Dr. Ponpuak received a National Scholarship for studying abroad from The Development and Promotion of Science and Technology Talent Project (DPST) of Thailand to pursue her study in the U.S.A. She attended University of Wisconsin-Madison and obtained her Bachelor’s degree in Molecular Biology with honors in 2001. She then went on to study her Ph.D. at Washington University, School of Medicine and joined the lab of Prof. Daniel E. Goldberg, Howard Huges Medical Institute and the Department of Molecular Microbiology, Washington University. Her Ph.D. work was focused on the biology of the human malarial parasite Plasmodium falciparum, the causative agent of Malaria. This work was published in Molecular Microbiology journal in which a new function/location of a food vacuole enzyme named falcilysin was discovered and characterized. A commentary on this article was published in the same issue.

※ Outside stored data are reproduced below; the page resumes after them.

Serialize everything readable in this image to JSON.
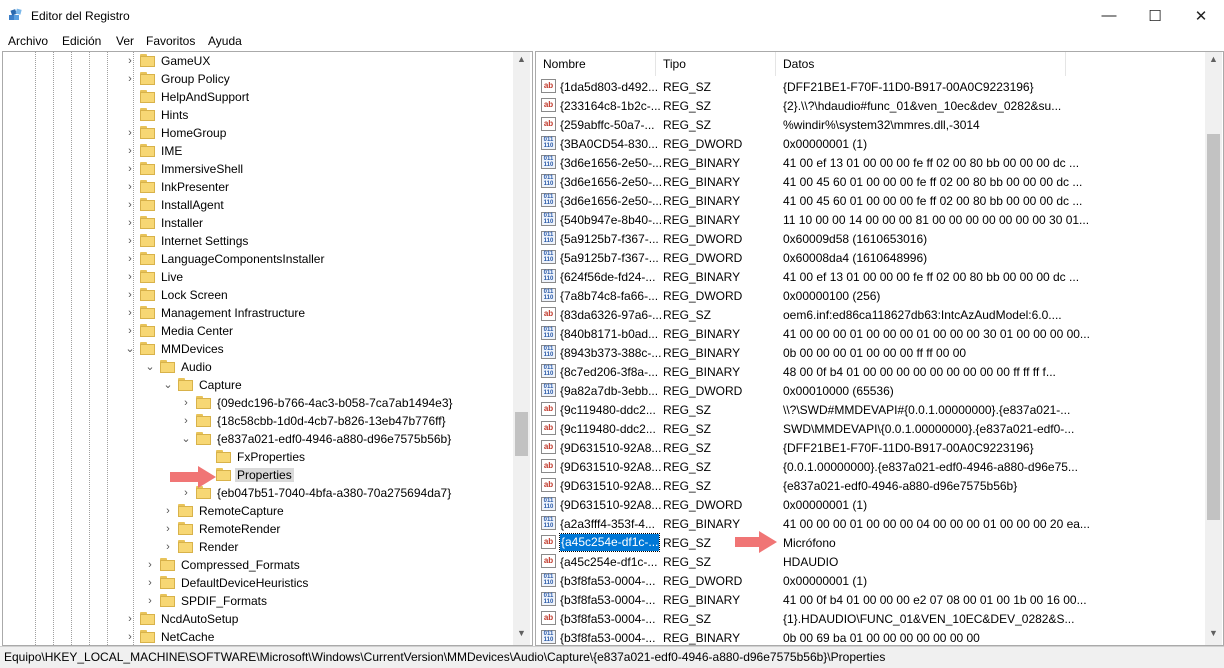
{
  "window": {
    "title": "Editor del Registro",
    "minimize": "—",
    "maximize": "☐",
    "close": "✕"
  },
  "menu": [
    "Archivo",
    "Edición",
    "Ver",
    "Favoritos",
    "Ayuda"
  ],
  "tree": [
    {
      "label": "GameUX",
      "depth": 0,
      "chev": "›"
    },
    {
      "label": "Group Policy",
      "depth": 0,
      "chev": "›"
    },
    {
      "label": "HelpAndSupport",
      "depth": 0,
      "chev": ""
    },
    {
      "label": "Hints",
      "depth": 0,
      "chev": ""
    },
    {
      "label": "HomeGroup",
      "depth": 0,
      "chev": "›"
    },
    {
      "label": "IME",
      "depth": 0,
      "chev": "›"
    },
    {
      "label": "ImmersiveShell",
      "depth": 0,
      "chev": "›"
    },
    {
      "label": "InkPresenter",
      "depth": 0,
      "chev": "›"
    },
    {
      "label": "InstallAgent",
      "depth": 0,
      "chev": "›"
    },
    {
      "label": "Installer",
      "depth": 0,
      "chev": "›"
    },
    {
      "label": "Internet Settings",
      "depth": 0,
      "chev": "›"
    },
    {
      "label": "LanguageComponentsInstaller",
      "depth": 0,
      "chev": "›"
    },
    {
      "label": "Live",
      "depth": 0,
      "chev": "›"
    },
    {
      "label": "Lock Screen",
      "depth": 0,
      "chev": "›"
    },
    {
      "label": "Management Infrastructure",
      "depth": 0,
      "chev": "›"
    },
    {
      "label": "Media Center",
      "depth": 0,
      "chev": "›"
    },
    {
      "label": "MMDevices",
      "depth": 0,
      "chev": "⌄"
    },
    {
      "label": "Audio",
      "depth": 1,
      "chev": "⌄"
    },
    {
      "label": "Capture",
      "depth": 2,
      "chev": "⌄"
    },
    {
      "label": "{09edc196-b766-4ac3-b058-7ca7ab1494e3}",
      "depth": 3,
      "chev": "›"
    },
    {
      "label": "{18c58cbb-1d0d-4cb7-b826-13eb47b776ff}",
      "depth": 3,
      "chev": "›"
    },
    {
      "label": "{e837a021-edf0-4946-a880-d96e7575b56b}",
      "depth": 3,
      "chev": "⌄"
    },
    {
      "label": "FxProperties",
      "depth": 4,
      "chev": ""
    },
    {
      "label": "Properties",
      "depth": 4,
      "chev": "",
      "selected": true
    },
    {
      "label": "{eb047b51-7040-4bfa-a380-70a275694da7}",
      "depth": 3,
      "chev": "›"
    },
    {
      "label": "RemoteCapture",
      "depth": 2,
      "chev": "›"
    },
    {
      "label": "RemoteRender",
      "depth": 2,
      "chev": "›"
    },
    {
      "label": "Render",
      "depth": 2,
      "chev": "›"
    },
    {
      "label": "Compressed_Formats",
      "depth": 1,
      "chev": "›"
    },
    {
      "label": "DefaultDeviceHeuristics",
      "depth": 1,
      "chev": "›"
    },
    {
      "label": "SPDIF_Formats",
      "depth": 1,
      "chev": "›"
    },
    {
      "label": "NcdAutoSetup",
      "depth": 0,
      "chev": "›"
    },
    {
      "label": "NetCache",
      "depth": 0,
      "chev": "›"
    }
  ],
  "columns": [
    "Nombre",
    "Tipo",
    "Datos"
  ],
  "rows": [
    {
      "name": "{1da5d803-d492...",
      "type": "REG_SZ",
      "data": "{DFF21BE1-F70F-11D0-B917-00A0C9223196}",
      "icon": "sz"
    },
    {
      "name": "{233164c8-1b2c-...",
      "type": "REG_SZ",
      "data": "{2}.\\\\?\\hdaudio#func_01&ven_10ec&dev_0282&su...",
      "icon": "sz"
    },
    {
      "name": "{259abffc-50a7-...",
      "type": "REG_SZ",
      "data": "%windir%\\system32\\mmres.dll,-3014",
      "icon": "sz"
    },
    {
      "name": "{3BA0CD54-830...",
      "type": "REG_DWORD",
      "data": "0x00000001 (1)",
      "icon": "bin"
    },
    {
      "name": "{3d6e1656-2e50-...",
      "type": "REG_BINARY",
      "data": "41 00 ef 13 01 00 00 00 fe ff 02 00 80 bb 00 00 00 dc ...",
      "icon": "bin"
    },
    {
      "name": "{3d6e1656-2e50-...",
      "type": "REG_BINARY",
      "data": "41 00 45 60 01 00 00 00 fe ff 02 00 80 bb 00 00 00 dc ...",
      "icon": "bin"
    },
    {
      "name": "{3d6e1656-2e50-...",
      "type": "REG_BINARY",
      "data": "41 00 45 60 01 00 00 00 fe ff 02 00 80 bb 00 00 00 dc ...",
      "icon": "bin"
    },
    {
      "name": "{540b947e-8b40-...",
      "type": "REG_BINARY",
      "data": "11 10 00 00 14 00 00 00 81 00 00 00 00 00 00 00 30 01...",
      "icon": "bin"
    },
    {
      "name": "{5a9125b7-f367-...",
      "type": "REG_DWORD",
      "data": "0x60009d58 (1610653016)",
      "icon": "bin"
    },
    {
      "name": "{5a9125b7-f367-...",
      "type": "REG_DWORD",
      "data": "0x60008da4 (1610648996)",
      "icon": "bin"
    },
    {
      "name": "{624f56de-fd24-...",
      "type": "REG_BINARY",
      "data": "41 00 ef 13 01 00 00 00 fe ff 02 00 80 bb 00 00 00 dc ...",
      "icon": "bin"
    },
    {
      "name": "{7a8b74c8-fa66-...",
      "type": "REG_DWORD",
      "data": "0x00000100 (256)",
      "icon": "bin"
    },
    {
      "name": "{83da6326-97a6-...",
      "type": "REG_SZ",
      "data": "oem6.inf:ed86ca118627db63:IntcAzAudModel:6.0....",
      "icon": "sz"
    },
    {
      "name": "{840b8171-b0ad...",
      "type": "REG_BINARY",
      "data": "41 00 00 00 01 00 00 00 01 00 00 00 30 01 00 00 00 00...",
      "icon": "bin"
    },
    {
      "name": "{8943b373-388c-...",
      "type": "REG_BINARY",
      "data": "0b 00 00 00 01 00 00 00 ff ff 00 00",
      "icon": "bin"
    },
    {
      "name": "{8c7ed206-3f8a-...",
      "type": "REG_BINARY",
      "data": "48 00 0f b4 01 00 00 00 00 00 00 00 00 00 ff ff ff f...",
      "icon": "bin"
    },
    {
      "name": "{9a82a7db-3ebb...",
      "type": "REG_DWORD",
      "data": "0x00010000 (65536)",
      "icon": "bin"
    },
    {
      "name": "{9c119480-ddc2...",
      "type": "REG_SZ",
      "data": "\\\\?\\SWD#MMDEVAPI#{0.0.1.00000000}.{e837a021-...",
      "icon": "sz"
    },
    {
      "name": "{9c119480-ddc2...",
      "type": "REG_SZ",
      "data": "SWD\\MMDEVAPI\\{0.0.1.00000000}.{e837a021-edf0-...",
      "icon": "sz"
    },
    {
      "name": "{9D631510-92A8...",
      "type": "REG_SZ",
      "data": "{DFF21BE1-F70F-11D0-B917-00A0C9223196}",
      "icon": "sz"
    },
    {
      "name": "{9D631510-92A8...",
      "type": "REG_SZ",
      "data": "{0.0.1.00000000}.{e837a021-edf0-4946-a880-d96e75...",
      "icon": "sz"
    },
    {
      "name": "{9D631510-92A8...",
      "type": "REG_SZ",
      "data": "{e837a021-edf0-4946-a880-d96e7575b56b}",
      "icon": "sz"
    },
    {
      "name": "{9D631510-92A8...",
      "type": "REG_DWORD",
      "data": "0x00000001 (1)",
      "icon": "bin"
    },
    {
      "name": "{a2a3fff4-353f-4...",
      "type": "REG_BINARY",
      "data": "41 00 00 00 01 00 00 00 04 00 00 00 01 00 00 00 20 ea...",
      "icon": "bin"
    },
    {
      "name": "{a45c254e-df1c-...",
      "type": "REG_SZ",
      "data": "Micrófono",
      "icon": "sz",
      "selected": true
    },
    {
      "name": "{a45c254e-df1c-...",
      "type": "REG_SZ",
      "data": "HDAUDIO",
      "icon": "sz"
    },
    {
      "name": "{b3f8fa53-0004-...",
      "type": "REG_DWORD",
      "data": "0x00000001 (1)",
      "icon": "bin"
    },
    {
      "name": "{b3f8fa53-0004-...",
      "type": "REG_BINARY",
      "data": "41 00 0f b4 01 00 00 00 e2 07 08 00 01 00 1b 00 16 00...",
      "icon": "bin"
    },
    {
      "name": "{b3f8fa53-0004-...",
      "type": "REG_SZ",
      "data": "{1}.HDAUDIO\\FUNC_01&VEN_10EC&DEV_0282&S...",
      "icon": "sz"
    },
    {
      "name": "{b3f8fa53-0004-...",
      "type": "REG_BINARY",
      "data": "0b 00 69 ba 01 00 00 00 00 00 00 00",
      "icon": "bin"
    }
  ],
  "status": "Equipo\\HKEY_LOCAL_MACHINE\\SOFTWARE\\Microsoft\\Windows\\CurrentVersion\\MMDevices\\Audio\\Capture\\{e837a021-edf0-4946-a880-d96e7575b56b}\\Properties",
  "icons": {
    "string": "ab",
    "binary": "011 110"
  },
  "colors": {
    "selection": "#0078d7",
    "annotation_arrow": "#f07575",
    "folder": "#f7d774"
  }
}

After completion of her Ph.D. in 2007, she joined the laboratory of Prof. Vojo Deretic, Department of Molecular Genetics and Microbiology, University of New Mexico, U.S.A. for her postdoctoral training. There she has acquired significant knowledge and skills in autophagy and innate immunity of the host against intracellular pathogens. Her work uncovered a novel way host cells utilize autophagy to kill intracellular Mycobacterium tuberculosis, the causative agent of Tuberculosis. In this mechanism, autophagosomes engulf cytosolic substrates and convert them into neo-antimicrobial peptides, which upon fusion with pathogen-containing compartments, result in the elimination of the pathogen. This work was published in Immunity journal and a commentary on this article was published in the same issue.
In 2010, Dr. Ponpuak joined the Department of Microbiology, Faculty of Science, Mahidol University. Here, she focuses her studies on autophagy and its role in infectious diseases of global importance. Through collaborations with various groups of researchers both local and abroad, she has expanded the knowledge on autophagy pathway and its regulation during infections. Her latest work was published in PNAS journal (through collaboration with Dr. Jetsumon Prachumsri, the director of the Mahidol Vivax Research Unit) in which a non-canonical autophagy process termed LAP-like was discovered as a novel IFN-γ downstream effector in the elimination of the human malarial parasite Plasmodium vivax. A commentary on this article was published in the same journal. Dr. Ponpuak has now extended her work to study not only the host cell autonomous immunity against the bacterium M. tuberculosis and the human malarial parasite Plasmodium vivax, but also the Dengue Virus, the causative agent of Dengue hemorrhagic fever and shock syndrome. It is hoped that the knowledge obtained from these studies will further our understanding of host-pathogen interactions and help aid in the better control of these diseases.
Selected Publications
LAP-like process as an immune mechanism downstream of IFN-γ in control of the human malaria Plasmodium vivax liver stage. (Boonhok et al., PNAS, 2016).
Resistance to cellular autophagy by Mycobacterium tuberculosis Beijing strains. (Haque et al., Innate Immun, 2015).